Stores a dataset with similar schemas in the same table, not in a separate table. Creating multiple small tables in Cloud Bigtable is a pattern that you should avoid because:
Insert the relevant columns into the same column family. If a row contains multiple values that are associated with each other, it is recommended that you group the columns that are contained in the column family. When you group data as closely as possible to avoid the need to design complex filters, you get only the information you need from frequently used read requests. Create up to 100 column families per table. Column Select the name of the family as short and meaningful. Put columns with different data retention requirements in different column families.
Handle column qualifiers as data. To reduce the amount of data sent from each request, name the column qualifier short and meaningful name. The maximum size is 16KB.

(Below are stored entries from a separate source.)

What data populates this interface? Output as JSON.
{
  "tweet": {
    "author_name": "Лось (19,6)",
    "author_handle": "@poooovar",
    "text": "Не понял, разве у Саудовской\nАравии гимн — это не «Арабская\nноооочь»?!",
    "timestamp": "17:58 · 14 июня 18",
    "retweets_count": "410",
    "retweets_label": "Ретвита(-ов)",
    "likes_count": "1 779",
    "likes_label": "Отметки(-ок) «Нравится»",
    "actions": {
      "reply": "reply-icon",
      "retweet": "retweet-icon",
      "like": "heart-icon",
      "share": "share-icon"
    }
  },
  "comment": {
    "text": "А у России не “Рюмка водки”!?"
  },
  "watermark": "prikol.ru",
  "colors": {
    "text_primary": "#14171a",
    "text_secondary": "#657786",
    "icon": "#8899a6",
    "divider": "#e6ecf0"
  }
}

Do not store more than 100MB of data in a single row. Rows that exceed this limit may degrade read performance. Storing related items in adjacent rows makes reading more efficient.
Design the rowkey based on the query you want to use for data retrieval. Keep the row key short. Store multiple separated values in each row key. Row key segments are usually separated by delimiters such as colons, slashes, or hash symbols.
In particular, time series data's schema architecture. Cloud Bigtable is perfect for storing time series data. Cloud Bigtable stores data in unstructured columns and rows, each row has a row key, and the row keys are sorted alphabetically.
The most common time series issue in Cloud Bigtable is hotspot formation. This issue can affect any type of row key that contains monotonously increasing values. For example, if there is a service that uses the resident registration number as a low key, and it is especially popular among those born in 1998 to 2008, it will be difficult to perform properly because the data within the key range will be larger than other age groups, and the node responsible for the low key range will be heavily loaded in 98 to 2008. This particular range of low key data is called hotspot, and field promotion and sorting can be used to prevent this.


Hash divided as 3 because predicted number of clusters is 3.
![]
By default, field promotion is better. Field promotions prevent hotspot formation in almost any case and make it easier to design rowkeys to facilitate querying.Use sorting only if field promotion does not solve the load concentration problem.
When you create a Cloud Bigtable instance, select whether the cluster stores data on solid state drives (SSDs) or hard disk drives (HDDs). In most cases, SSD storage is the most efficient and cost-effective choice. HHD repositories are sometimes suitable for latency-sensitive, infrequently accessed, and extremely large datasets of more than 10TB.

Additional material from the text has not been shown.